Closed MyLiIt closed 3 years ago
Hi,
Thanks you for your interest. I haven't looked at directPosteriorDistribution
in a while, so it may be a little out of date compared to the rest of the code. Regardless, it should work here if you remove the x
dependency by just filling it into the distribution directly:
directPosteriorDistribution[{1}, NormalDistribution[a, 1/10], {"LocationParameter"}, {{a, 0, 2}} ]
I never wrote this function with regression-type data in mind, so if you want to do that sort of thing with more data you'll have to calculate the log likelihood function first.
Hi, Thanks for your rapid reply!
To compute a Loglike is probably not a problem, I might simply write it as: directPosteriorDistribution[{1}, ProbabilityDistribution[Likelihood[NormalDistribution[0, 1/10], {1 - a x}], {x, 0, 2}], {"LocationParameter"}, {{a, 0, 2}}]

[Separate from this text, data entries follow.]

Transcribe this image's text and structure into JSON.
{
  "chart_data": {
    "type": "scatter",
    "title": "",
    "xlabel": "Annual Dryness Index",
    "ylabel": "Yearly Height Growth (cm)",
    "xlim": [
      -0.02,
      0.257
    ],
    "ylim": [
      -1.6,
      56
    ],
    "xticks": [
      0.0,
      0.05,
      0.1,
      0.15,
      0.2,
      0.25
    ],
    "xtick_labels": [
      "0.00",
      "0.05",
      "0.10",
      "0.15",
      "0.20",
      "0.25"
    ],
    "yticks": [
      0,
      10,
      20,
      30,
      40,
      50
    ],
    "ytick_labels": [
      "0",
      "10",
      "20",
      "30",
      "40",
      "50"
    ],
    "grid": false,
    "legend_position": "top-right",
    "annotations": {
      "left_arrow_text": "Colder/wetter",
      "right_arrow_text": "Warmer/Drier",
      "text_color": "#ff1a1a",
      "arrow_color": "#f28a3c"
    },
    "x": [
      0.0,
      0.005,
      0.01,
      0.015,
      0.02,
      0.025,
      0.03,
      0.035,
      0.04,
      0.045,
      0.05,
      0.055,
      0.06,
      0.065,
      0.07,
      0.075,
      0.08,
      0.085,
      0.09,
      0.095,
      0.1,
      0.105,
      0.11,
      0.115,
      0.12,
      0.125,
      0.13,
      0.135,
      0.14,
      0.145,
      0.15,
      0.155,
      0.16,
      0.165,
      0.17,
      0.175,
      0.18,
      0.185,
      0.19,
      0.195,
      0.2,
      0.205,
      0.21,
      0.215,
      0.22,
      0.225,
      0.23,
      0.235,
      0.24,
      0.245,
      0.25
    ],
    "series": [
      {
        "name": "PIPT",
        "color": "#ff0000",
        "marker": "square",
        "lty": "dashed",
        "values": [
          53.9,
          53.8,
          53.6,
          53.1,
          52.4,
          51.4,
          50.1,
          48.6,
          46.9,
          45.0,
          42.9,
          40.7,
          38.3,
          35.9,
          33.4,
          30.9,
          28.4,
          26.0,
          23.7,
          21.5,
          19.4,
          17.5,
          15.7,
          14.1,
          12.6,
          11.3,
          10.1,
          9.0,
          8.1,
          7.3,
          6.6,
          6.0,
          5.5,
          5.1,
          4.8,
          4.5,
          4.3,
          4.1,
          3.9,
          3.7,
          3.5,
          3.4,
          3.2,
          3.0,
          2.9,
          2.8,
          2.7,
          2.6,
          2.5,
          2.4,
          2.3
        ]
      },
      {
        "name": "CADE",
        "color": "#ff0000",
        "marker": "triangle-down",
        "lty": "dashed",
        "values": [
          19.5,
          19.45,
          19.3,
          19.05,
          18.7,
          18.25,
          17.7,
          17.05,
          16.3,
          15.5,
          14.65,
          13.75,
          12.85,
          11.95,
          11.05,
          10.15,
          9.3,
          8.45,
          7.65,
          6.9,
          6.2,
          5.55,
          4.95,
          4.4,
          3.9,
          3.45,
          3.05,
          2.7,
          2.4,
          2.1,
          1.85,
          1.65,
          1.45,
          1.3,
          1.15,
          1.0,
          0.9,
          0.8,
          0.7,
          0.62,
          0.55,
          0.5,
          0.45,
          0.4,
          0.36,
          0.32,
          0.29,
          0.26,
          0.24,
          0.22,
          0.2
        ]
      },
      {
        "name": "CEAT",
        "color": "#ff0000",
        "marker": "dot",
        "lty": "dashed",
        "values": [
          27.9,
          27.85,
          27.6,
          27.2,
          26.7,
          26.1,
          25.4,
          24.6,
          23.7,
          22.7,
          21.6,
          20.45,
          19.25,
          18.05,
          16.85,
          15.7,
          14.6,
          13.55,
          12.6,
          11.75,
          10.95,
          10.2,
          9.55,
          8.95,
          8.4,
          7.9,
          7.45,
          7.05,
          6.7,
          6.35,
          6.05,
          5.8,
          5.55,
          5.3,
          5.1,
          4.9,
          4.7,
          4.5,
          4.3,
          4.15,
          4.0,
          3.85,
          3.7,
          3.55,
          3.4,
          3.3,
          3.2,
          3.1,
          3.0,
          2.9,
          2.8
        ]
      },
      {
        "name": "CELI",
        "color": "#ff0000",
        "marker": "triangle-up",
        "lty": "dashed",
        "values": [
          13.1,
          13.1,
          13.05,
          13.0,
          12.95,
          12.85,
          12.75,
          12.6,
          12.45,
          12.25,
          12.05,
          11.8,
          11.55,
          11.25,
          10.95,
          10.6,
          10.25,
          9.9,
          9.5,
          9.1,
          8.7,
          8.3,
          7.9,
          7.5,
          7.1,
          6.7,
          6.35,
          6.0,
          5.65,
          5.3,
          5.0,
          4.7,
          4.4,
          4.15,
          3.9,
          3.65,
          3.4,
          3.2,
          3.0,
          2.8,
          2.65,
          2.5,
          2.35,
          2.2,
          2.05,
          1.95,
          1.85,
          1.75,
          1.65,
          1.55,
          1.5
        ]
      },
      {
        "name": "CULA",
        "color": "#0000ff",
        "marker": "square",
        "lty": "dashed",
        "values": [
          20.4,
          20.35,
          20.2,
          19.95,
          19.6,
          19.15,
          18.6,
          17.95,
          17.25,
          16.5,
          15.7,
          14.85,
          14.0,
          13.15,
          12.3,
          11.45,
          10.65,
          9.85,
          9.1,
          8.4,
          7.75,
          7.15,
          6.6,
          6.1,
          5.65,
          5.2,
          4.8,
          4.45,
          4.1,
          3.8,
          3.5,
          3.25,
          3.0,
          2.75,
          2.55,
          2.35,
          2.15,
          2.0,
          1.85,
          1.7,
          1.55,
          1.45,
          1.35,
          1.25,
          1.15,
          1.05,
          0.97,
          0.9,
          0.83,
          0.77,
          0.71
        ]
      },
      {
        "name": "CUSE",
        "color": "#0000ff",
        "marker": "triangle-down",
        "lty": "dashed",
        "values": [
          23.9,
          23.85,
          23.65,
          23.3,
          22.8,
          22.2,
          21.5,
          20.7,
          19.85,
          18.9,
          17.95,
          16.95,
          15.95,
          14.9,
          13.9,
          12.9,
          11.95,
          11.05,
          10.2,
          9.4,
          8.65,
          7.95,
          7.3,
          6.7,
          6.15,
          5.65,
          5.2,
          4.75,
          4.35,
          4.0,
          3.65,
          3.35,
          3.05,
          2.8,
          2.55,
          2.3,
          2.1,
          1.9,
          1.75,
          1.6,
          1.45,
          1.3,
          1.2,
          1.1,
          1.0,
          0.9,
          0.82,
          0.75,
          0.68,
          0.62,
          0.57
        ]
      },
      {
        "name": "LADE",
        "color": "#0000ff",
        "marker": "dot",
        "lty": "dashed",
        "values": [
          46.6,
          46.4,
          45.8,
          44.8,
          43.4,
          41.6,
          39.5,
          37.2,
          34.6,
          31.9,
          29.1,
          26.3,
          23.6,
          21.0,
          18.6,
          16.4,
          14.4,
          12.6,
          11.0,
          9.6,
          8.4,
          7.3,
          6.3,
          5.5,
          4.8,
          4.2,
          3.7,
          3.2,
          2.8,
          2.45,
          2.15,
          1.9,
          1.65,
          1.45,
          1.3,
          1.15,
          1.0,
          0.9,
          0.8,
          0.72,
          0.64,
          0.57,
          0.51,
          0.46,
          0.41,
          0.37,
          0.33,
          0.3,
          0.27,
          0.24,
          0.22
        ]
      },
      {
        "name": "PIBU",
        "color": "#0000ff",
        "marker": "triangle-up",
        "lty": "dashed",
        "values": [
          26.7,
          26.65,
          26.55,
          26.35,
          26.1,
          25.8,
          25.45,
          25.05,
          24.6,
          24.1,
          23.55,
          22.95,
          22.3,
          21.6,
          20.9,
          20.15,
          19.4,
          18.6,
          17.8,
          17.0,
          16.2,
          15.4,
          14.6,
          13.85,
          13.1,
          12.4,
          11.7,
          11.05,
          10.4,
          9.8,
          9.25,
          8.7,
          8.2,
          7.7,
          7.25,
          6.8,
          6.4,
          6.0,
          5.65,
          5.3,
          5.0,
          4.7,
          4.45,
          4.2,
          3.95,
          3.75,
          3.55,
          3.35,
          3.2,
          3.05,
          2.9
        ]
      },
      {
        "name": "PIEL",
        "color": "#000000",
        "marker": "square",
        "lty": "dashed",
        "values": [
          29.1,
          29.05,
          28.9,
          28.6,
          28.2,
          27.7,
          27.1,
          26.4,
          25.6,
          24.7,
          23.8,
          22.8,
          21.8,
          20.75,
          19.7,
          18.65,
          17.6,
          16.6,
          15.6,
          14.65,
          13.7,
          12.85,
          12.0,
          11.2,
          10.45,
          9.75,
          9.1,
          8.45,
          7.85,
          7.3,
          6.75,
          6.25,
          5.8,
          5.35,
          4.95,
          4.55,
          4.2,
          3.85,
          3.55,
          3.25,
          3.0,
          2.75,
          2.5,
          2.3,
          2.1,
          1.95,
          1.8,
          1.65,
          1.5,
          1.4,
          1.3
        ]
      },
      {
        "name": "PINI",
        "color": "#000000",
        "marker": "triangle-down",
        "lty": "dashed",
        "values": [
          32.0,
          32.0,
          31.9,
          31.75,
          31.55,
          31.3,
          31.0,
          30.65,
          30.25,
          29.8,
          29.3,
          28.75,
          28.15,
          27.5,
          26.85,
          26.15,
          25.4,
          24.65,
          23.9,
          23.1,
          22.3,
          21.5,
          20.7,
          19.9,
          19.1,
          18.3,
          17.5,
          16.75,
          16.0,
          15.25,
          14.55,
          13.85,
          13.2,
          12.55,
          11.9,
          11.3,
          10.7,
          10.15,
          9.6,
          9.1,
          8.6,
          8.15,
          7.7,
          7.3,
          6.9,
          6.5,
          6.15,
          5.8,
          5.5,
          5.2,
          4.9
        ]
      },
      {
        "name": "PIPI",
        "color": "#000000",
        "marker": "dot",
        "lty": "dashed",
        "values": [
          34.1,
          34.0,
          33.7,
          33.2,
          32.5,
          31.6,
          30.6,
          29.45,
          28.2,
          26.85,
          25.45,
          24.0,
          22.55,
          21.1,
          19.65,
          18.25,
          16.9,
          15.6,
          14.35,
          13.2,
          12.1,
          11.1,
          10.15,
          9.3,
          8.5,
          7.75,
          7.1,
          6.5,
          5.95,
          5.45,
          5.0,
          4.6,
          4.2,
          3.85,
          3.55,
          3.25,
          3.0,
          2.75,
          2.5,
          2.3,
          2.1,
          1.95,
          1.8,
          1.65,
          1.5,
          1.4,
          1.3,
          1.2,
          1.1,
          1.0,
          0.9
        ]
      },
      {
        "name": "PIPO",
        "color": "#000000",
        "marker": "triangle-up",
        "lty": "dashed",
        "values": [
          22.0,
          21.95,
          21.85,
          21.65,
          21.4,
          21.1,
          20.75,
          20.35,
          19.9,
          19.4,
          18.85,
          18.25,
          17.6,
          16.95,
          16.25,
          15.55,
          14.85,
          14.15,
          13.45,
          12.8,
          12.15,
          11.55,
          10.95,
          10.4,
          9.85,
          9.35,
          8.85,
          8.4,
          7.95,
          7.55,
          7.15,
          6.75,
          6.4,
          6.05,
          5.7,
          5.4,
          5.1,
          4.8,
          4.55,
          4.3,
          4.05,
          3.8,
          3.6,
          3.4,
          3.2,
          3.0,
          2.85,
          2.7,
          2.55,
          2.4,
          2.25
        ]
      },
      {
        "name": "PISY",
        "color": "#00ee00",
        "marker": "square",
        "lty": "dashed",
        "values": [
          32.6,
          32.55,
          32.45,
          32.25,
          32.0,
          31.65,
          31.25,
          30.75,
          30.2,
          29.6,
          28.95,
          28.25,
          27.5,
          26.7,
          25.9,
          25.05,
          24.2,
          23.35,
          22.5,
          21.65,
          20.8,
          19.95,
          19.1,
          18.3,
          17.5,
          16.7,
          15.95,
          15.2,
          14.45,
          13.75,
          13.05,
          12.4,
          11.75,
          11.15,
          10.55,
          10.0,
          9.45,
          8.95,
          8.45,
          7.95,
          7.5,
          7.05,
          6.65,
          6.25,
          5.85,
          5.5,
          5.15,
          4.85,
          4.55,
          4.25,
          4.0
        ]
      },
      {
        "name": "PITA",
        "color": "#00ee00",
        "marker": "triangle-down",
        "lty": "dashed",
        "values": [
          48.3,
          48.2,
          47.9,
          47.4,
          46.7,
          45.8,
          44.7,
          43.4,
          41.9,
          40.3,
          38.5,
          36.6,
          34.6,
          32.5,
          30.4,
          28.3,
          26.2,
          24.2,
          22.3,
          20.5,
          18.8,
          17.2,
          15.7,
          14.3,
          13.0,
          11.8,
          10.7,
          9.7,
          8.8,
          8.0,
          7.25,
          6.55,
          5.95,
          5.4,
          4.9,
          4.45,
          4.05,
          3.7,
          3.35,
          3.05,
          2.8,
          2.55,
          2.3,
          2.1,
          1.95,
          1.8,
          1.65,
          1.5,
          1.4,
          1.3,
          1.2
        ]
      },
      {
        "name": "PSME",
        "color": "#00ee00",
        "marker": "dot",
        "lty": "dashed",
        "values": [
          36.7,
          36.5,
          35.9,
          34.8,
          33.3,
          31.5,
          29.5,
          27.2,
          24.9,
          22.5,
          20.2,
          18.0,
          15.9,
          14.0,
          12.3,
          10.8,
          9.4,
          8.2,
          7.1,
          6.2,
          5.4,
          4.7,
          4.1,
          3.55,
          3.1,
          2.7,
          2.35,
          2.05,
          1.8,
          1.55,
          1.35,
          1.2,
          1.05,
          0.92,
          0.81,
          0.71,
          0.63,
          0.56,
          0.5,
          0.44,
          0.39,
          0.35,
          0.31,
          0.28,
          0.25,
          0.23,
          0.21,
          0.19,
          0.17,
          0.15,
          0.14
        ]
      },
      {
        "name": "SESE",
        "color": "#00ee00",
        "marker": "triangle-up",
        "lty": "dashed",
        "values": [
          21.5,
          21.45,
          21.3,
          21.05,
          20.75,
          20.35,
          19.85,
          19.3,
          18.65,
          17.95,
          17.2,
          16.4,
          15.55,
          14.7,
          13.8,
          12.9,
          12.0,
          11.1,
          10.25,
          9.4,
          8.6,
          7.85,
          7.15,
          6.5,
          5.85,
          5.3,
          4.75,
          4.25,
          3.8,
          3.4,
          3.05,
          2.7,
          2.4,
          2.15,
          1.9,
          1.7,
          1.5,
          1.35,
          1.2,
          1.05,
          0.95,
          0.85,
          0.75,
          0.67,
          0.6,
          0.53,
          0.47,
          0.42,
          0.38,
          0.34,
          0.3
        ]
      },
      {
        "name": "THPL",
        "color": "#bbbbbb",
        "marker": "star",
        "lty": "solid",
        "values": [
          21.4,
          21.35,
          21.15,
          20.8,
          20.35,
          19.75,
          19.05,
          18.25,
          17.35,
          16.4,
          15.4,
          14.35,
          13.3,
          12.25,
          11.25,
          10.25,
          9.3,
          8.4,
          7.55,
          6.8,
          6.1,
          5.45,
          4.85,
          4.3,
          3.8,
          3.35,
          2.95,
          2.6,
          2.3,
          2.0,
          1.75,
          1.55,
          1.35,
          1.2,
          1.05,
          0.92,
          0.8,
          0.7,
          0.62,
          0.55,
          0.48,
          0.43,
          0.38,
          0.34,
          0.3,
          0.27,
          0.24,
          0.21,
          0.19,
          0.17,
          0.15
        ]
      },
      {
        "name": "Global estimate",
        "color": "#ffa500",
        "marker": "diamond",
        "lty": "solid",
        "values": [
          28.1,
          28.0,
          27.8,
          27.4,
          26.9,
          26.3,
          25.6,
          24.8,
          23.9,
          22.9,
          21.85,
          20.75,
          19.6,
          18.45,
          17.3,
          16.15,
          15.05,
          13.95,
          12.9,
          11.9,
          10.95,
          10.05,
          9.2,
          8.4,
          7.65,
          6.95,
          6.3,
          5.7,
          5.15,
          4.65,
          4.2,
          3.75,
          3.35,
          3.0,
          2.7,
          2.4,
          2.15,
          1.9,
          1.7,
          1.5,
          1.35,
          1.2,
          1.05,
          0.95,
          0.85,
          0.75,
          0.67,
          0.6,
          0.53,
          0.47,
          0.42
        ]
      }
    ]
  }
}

and indeed I match (within the errors) the results from result["LogEvidence"].
Nevertheless, I still do not understand the syntax to be used by directPosteriorDistribution. What is supposed to enter in the first slot (i.e. where you have {1} in the previous case)? Let's suppose I have no 1 but 2 data points:
objt = defineInferenceProblem[ "Data" -> {1 -> 1, 2 -> 2}, "GeneratingDistribution" -> NormalDistribution[ a x, 1/10], "Parameters" -> {{a, 0, 2}}, "IndependentVariables" -> {x}, "PriorDistribution" -> {"LocationParameter"} ] result = nestedSampling[objt]
How do I use (and match within the errors) result["LogEvidence"]) and directPosteriorDistribution?
ThX
In my example, the {1}
is the output datapoint corresponding to the input x -> 1
(which is the value I filled in to the generating distribution), but this will not generalise to multiple regression-type datapoints. Like I said, I never wrote directPosteriorDistribution
to be used with regression (i.e., rule-based) data; it's just for distribution fitting (like EstimatedDistribution
). I also kinda doubt how well this approach scales for multiple datapoints anyway, which is why I never developed it too much. In the future I might take a look at this again, but unfortunately I don't have time right now.
If you really want to, you should be able to query the object generated by defineInferenceProblem
for the likelihood function and prior density; multiply them; and then throw that into NIntegrate
yourself.
HI, Yes, absolutely. NIntegrate (for simple cases) is indeed an option to check the nestapproach performances numerically. I will do. Best
Hi,
Thanks for your nice code.
I was trying to compare the Log Evidence computed by NestedSampling with a direct computation.
For example:
objt = defineInferenceProblem[ "Data" -> {1 -> 1}, "GeneratingDistribution" -> NormalDistribution[ a x, 1/10], "Parameters" -> {{a, 0, 2}}, "IndependentVariables" -> {x}, "PriorDistribution" -> {"LocationParameter"} ]
result = nestedSampling[objt]
I am interested to compare the value obtained by result["LogEvidence"] against a direct computation. Here it should be not difficult at all but, I've seen you already implemented a command directPosteriorDistribution for doing it.
Unfortunately, I didn't manage to have it run: do you have any example of the syntax to use directPosteriorDistribution, please?